Why is copywriting done?
Copywriting’s purpose is to get people to do things. It may do other things too: like giving information or offering advice. But they are not its ultimate goal. When I write a piece of copy, the first thing I ask myself is:
What should this piece of writing achieve?
Common answers are things like:
- To persuade people to buy something.
- To persuade people to find out more about something.
- To persuade people to get involved in something.
If it doesn’t do some persuading – also known as selling – then it’s not copywriting.
If I’m not selling stuff, I don’t need to know about copywriting?
You might not be selling stuff, but I can bet that you’re selling something else: a service, an idea, a person, a concept…
A baker needs to sell bread to bread-eaters.
A homeless charity needs to sell the need for people to have homes to potential donors.
An unemployed person needs to sell their skills to employers
All these needs can be met with good copywriting. That is, by writing that has persuasion as its goal.
But it’s not enough just to start off writing knowing that you need to persuade people of something (though if you do, you’ll be doing better than many). You also need to know:
- Who you’re trying to persuade
- Why they should be persuaded
- What persuasion will look like.
How do I write a piece of copy, then?
Let’s take the baker example I gave above.
The baker needs to sell bread to bread eaters. They could do that by writing a flyer to put through their potential customers’ doors.
How they write that flyer should depend on the answers to the questions I defined above.
Who is the baker trying to persuade?
People who eat the kind of bread the baker sells. Are they a local baker, selling all kinds of bread to anyone who lives near to their shop? Are they a specialist baker selling luxury bread to people with cash to burn?
Why should they be persuaded?
The local baker should write about how they offer value, choice and convenience to local people. The artisan baker should write about why their bread is unusually good, and deserving of its luxury price tag.

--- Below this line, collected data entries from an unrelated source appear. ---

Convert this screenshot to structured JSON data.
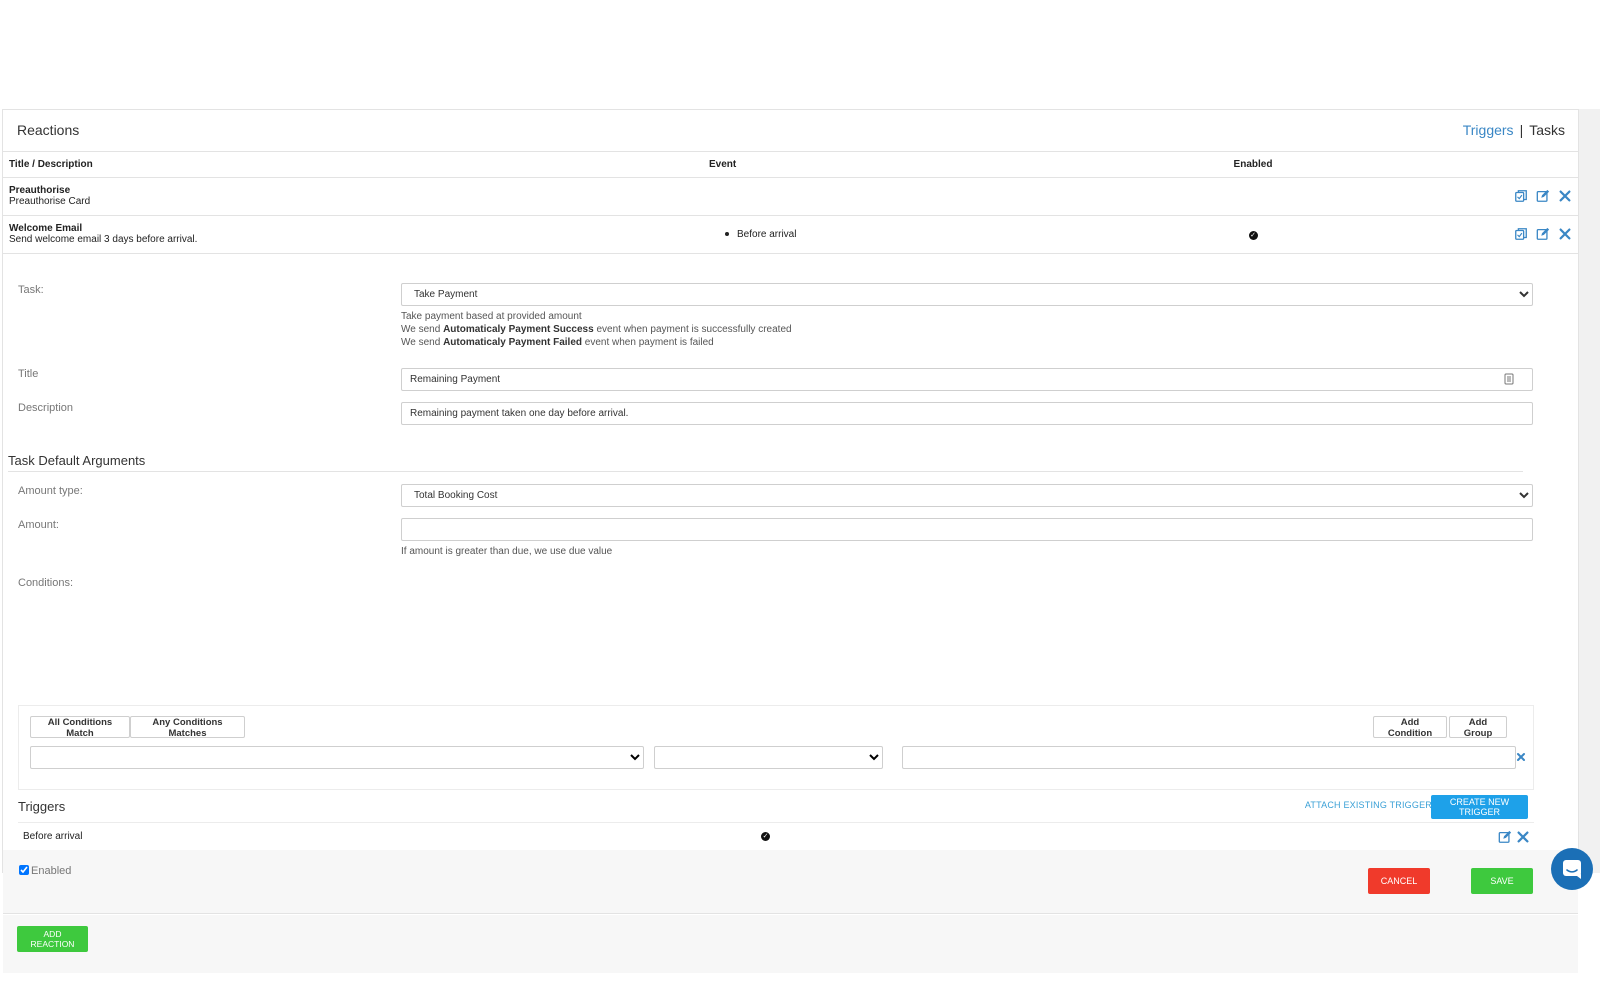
{
  "header": {
    "title": "Reactions",
    "nav_triggers": "Triggers",
    "nav_sep": "|",
    "nav_tasks": "Tasks"
  },
  "table": {
    "columns": [
      "Title / Description",
      "Event",
      "Enabled"
    ],
    "rows": [
      {
        "title": "Preauthorise",
        "description": "Preauthorise Card",
        "event": "",
        "enabled": false
      },
      {
        "title": "Welcome Email",
        "description": "Send welcome email 3 days before arrival.",
        "event": "Before arrival",
        "enabled": true
      }
    ]
  },
  "form": {
    "task_label": "Task:",
    "task_value": "Take Payment",
    "task_help_1": "Take payment based at provided amount",
    "task_help_2_pre": "We send ",
    "task_help_2_bold": "Automaticaly Payment Success",
    "task_help_2_post": " event when payment is successfully created",
    "task_help_3_pre": "We send ",
    "task_help_3_bold": "Automaticaly Payment Failed",
    "task_help_3_post": " event when payment is failed",
    "title_label": "Title",
    "title_value": "Remaining Payment",
    "description_label": "Description",
    "description_value": "Remaining payment taken one day before arrival.",
    "section_title": "Task Default Arguments",
    "amount_type_label": "Amount type:",
    "amount_type_value": "Total Booking Cost",
    "amount_label": "Amount:",
    "amount_value": "",
    "amount_help": "If amount is greater than due, we use due value",
    "conditions_label": "Conditions:"
  },
  "conditions": {
    "all_match": "All Conditions Match",
    "any_match": "Any Conditions Matches",
    "add_condition": "Add Condition",
    "add_group": "Add Group"
  },
  "triggers": {
    "heading": "Triggers",
    "attach_existing": "ATTACH EXISTING TRIGGER",
    "create_new": "CREATE NEW TRIGGER",
    "rows": [
      {
        "name": "Before arrival",
        "enabled": true
      }
    ]
  },
  "footer": {
    "enabled_label": "Enabled",
    "enabled_checked": true,
    "cancel": "CANCEL",
    "save": "SAVE"
  },
  "bottom": {
    "add_reaction": "ADD REACTION"
  },
  "colors": {
    "link": "#3a87c5",
    "primary": "#1ea1e9",
    "danger": "#f03a2b",
    "success": "#3ec93e"
  }
}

What will persuasion look like?
For both bakers, it will look like increased bread sales.
So it’s that simple? Copywriting is writing that persuades people to do something.
It is that simple. It can also be far more complicated. Copywriters like me often need to meet multiple needs from their clients. They work hard to find out what an audience wants. And like everyone else, they have to juggle things like budgets and collaborate with others to get work done.
If, like me, you find words easy to handle, you’ll probably find you enjoy writing copy. But you don’t need to have been top in English class at school to write copy that works.
You do need is to know who your audience is, what you want them to do, and why they should do it.